A flash is simply a brief moment of intense light used to illuminate the subject. Studio flashes (flash heads) are known as dumb lights. This is because they do not have any features to automatically adapt with the camera settings.

These tend to have a very harsh light and thererfore tend to be used with a soft-box (as shown below) in order to diffuse and soften the light’s intensity.

Continuous Lighting

Also known as Tungsten light, it is mostly used for photography. It produces a warmer light than flash lights with a light around 3200-3400 degrees Kelvin. Because of this, you need to adjust the white balance on your camera.

Rembrandt Lighting

Rembrandt Harmenszoon van Rijn was a Dutch painter born in 1606. The style of lighting used in modern photography named after uses shadows to create a small triangle under the eye of the subject. This is shown in his portraits – most significantly his self-portraits (one is shown below)

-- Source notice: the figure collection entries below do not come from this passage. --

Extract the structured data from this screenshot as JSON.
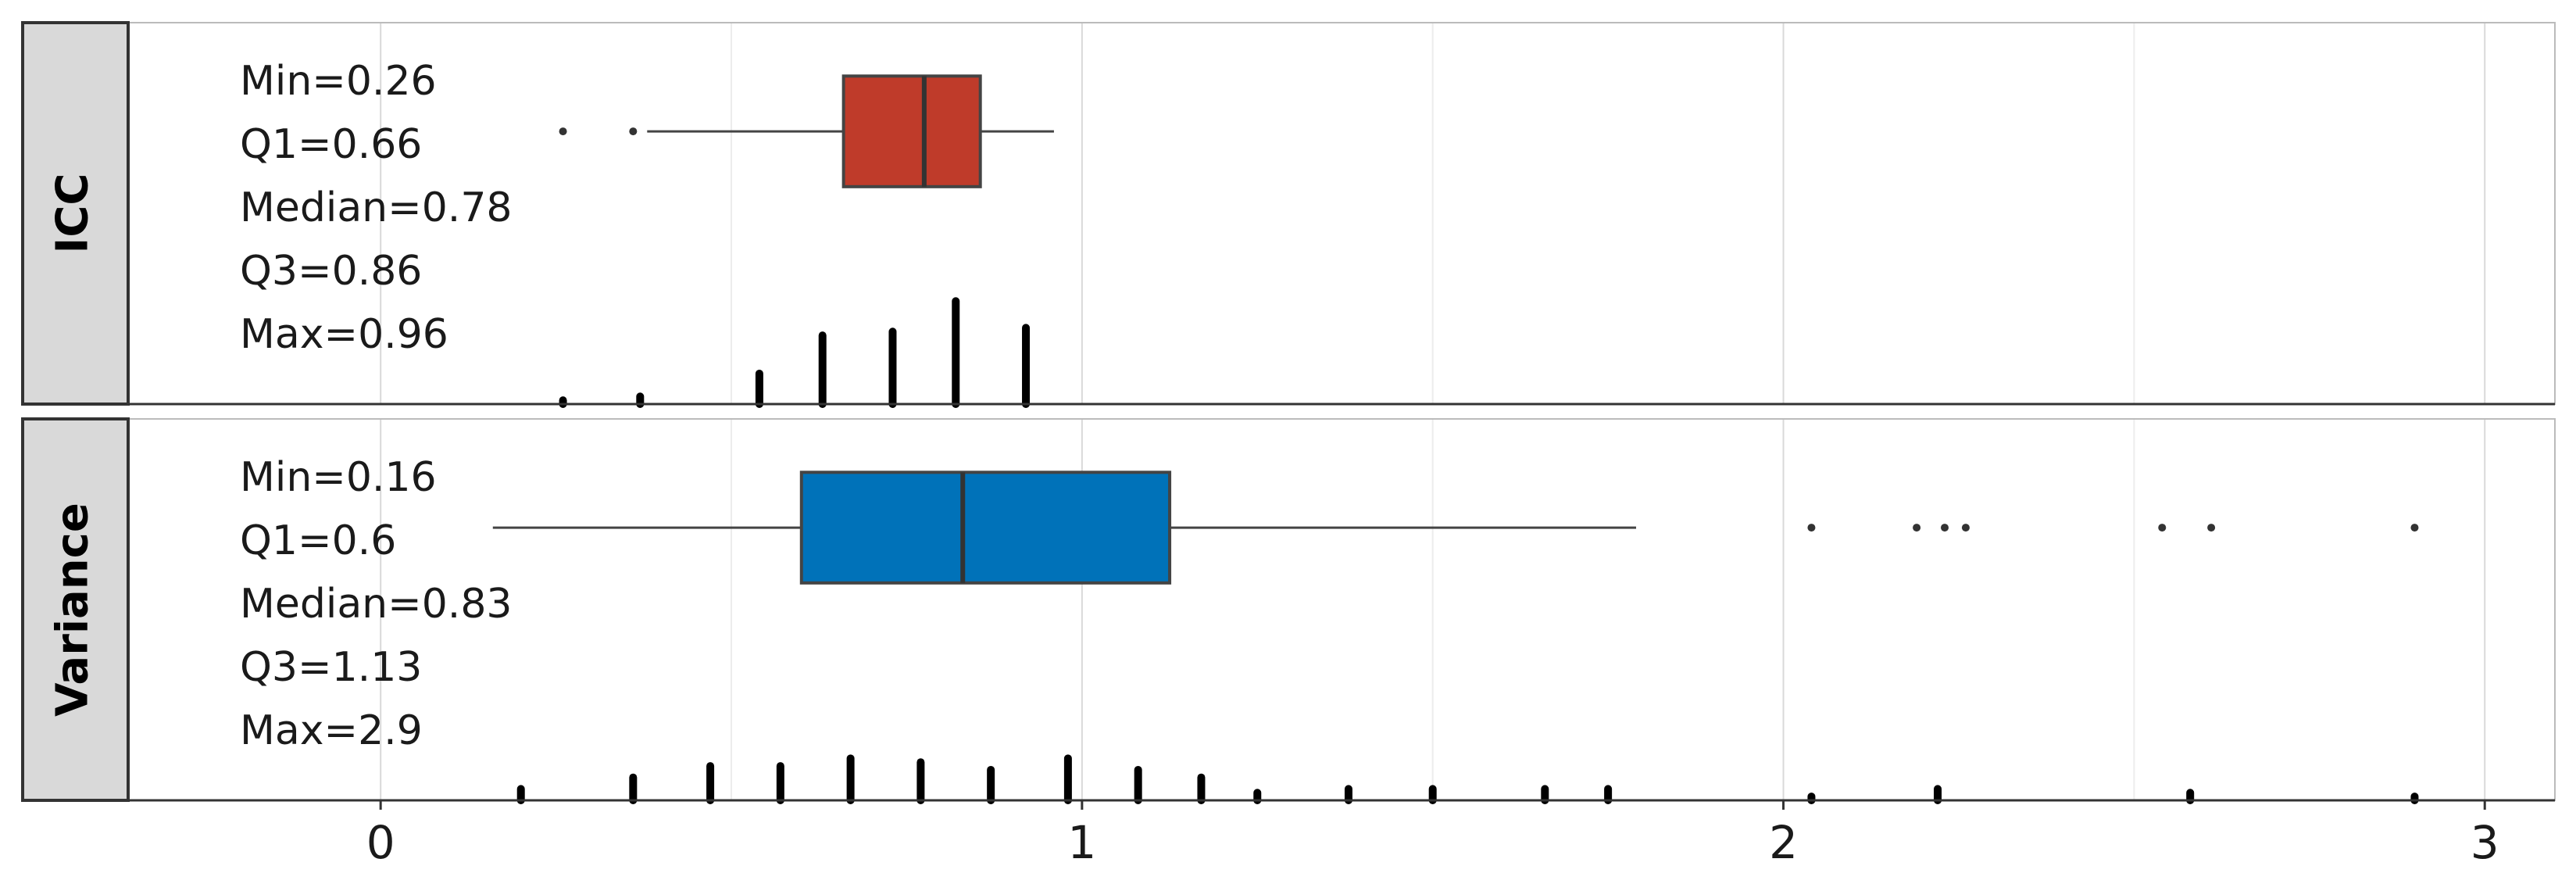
{
  "chart_data": [
    {
      "type": "box",
      "facet": "ICC",
      "color": "#bf3b2a",
      "annotations": [
        "Min=0.26",
        "Q1=0.66",
        "Median=0.78",
        "Q3=0.86",
        "Max=0.96"
      ],
      "box": {
        "whislo": 0.38,
        "q1": 0.66,
        "med": 0.775,
        "q3": 0.855,
        "whishi": 0.96
      },
      "fliers": [
        0.26,
        0.36
      ],
      "rug": {
        "x": [
          0.26,
          0.37,
          0.54,
          0.63,
          0.73,
          0.82,
          0.92
        ],
        "values": [
          1,
          2,
          8,
          18,
          19,
          27,
          20
        ]
      },
      "rug_ylim": [
        0,
        100
      ],
      "xlim": [
        -0.36,
        3.1
      ],
      "xticks": [
        0,
        1,
        2,
        3
      ],
      "xminor": [
        0.5,
        1.5,
        2.5
      ]
    },
    {
      "type": "box",
      "facet": "Variance",
      "color": "#0072b9",
      "annotations": [
        "Min=0.16",
        "Q1=0.6",
        "Median=0.83",
        "Q3=1.13",
        "Max=2.9"
      ],
      "box": {
        "whislo": 0.16,
        "q1": 0.6,
        "med": 0.83,
        "q3": 1.125,
        "whishi": 1.79
      },
      "fliers": [
        2.04,
        2.19,
        2.23,
        2.26,
        2.54,
        2.61,
        2.9
      ],
      "rug": {
        "x": [
          0.2,
          0.36,
          0.47,
          0.57,
          0.67,
          0.77,
          0.87,
          0.98,
          1.08,
          1.17,
          1.25,
          1.38,
          1.5,
          1.66,
          1.75,
          2.04,
          2.22,
          2.58,
          2.9
        ],
        "values": [
          3,
          6,
          9,
          9,
          11,
          10,
          8,
          11,
          8,
          6,
          2,
          3,
          3,
          3,
          3,
          1,
          3,
          2,
          1
        ]
      },
      "rug_ylim": [
        0,
        100
      ],
      "xlim": [
        -0.36,
        3.1
      ],
      "xticks": [
        0,
        1,
        2,
        3
      ],
      "xminor": [
        0.5,
        1.5,
        2.5
      ]
    }
  ]
}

Lighting diagram for the set up for Rembrandt Lighting

In modern photography this style of lighting is commonly used and creates a sense of drama and intensity within the image.

Butterfly Lighting

Named as such because of how the shadow falls, butterfly lighting is widely used in fashion photography and shows a butterfly shaped shadow under the nose and sometimes across the cheeks of a persons face.

The light points directly on the subjects face from a high vantage point as to create the desired shadow. The diagram below shows this:

Butterfly Lighting set up

Like I said before, this technique is predominantly used in fashion photography mainly because it is very difficult to do out of the studio with light most likely hitting the subject from all directions and removing most shadows.

Chiaroscuro Lighting

This is an Italian term meaning ‘light-dark’ and that is simply what it is. Images using this type of lighting simply show an obvious relationship between light and dark parts of the face.

Typical lighting set up for Chiaroscuro Lighting

It was widely used in monochromatic cinema to create drama within silent films and is still widely used today with colour.

Before the creation of photography however, it was used in paintings and drawings to the same effect.

Back Lighting

This technique creates a silhouetted image of the subject for the camera. The light is positioned behind the subject with a ‘snoot’ connected to it. This controls the beam of light and ensures there is no glare in the final image by keeping the beam of light from completely engulfing the subject.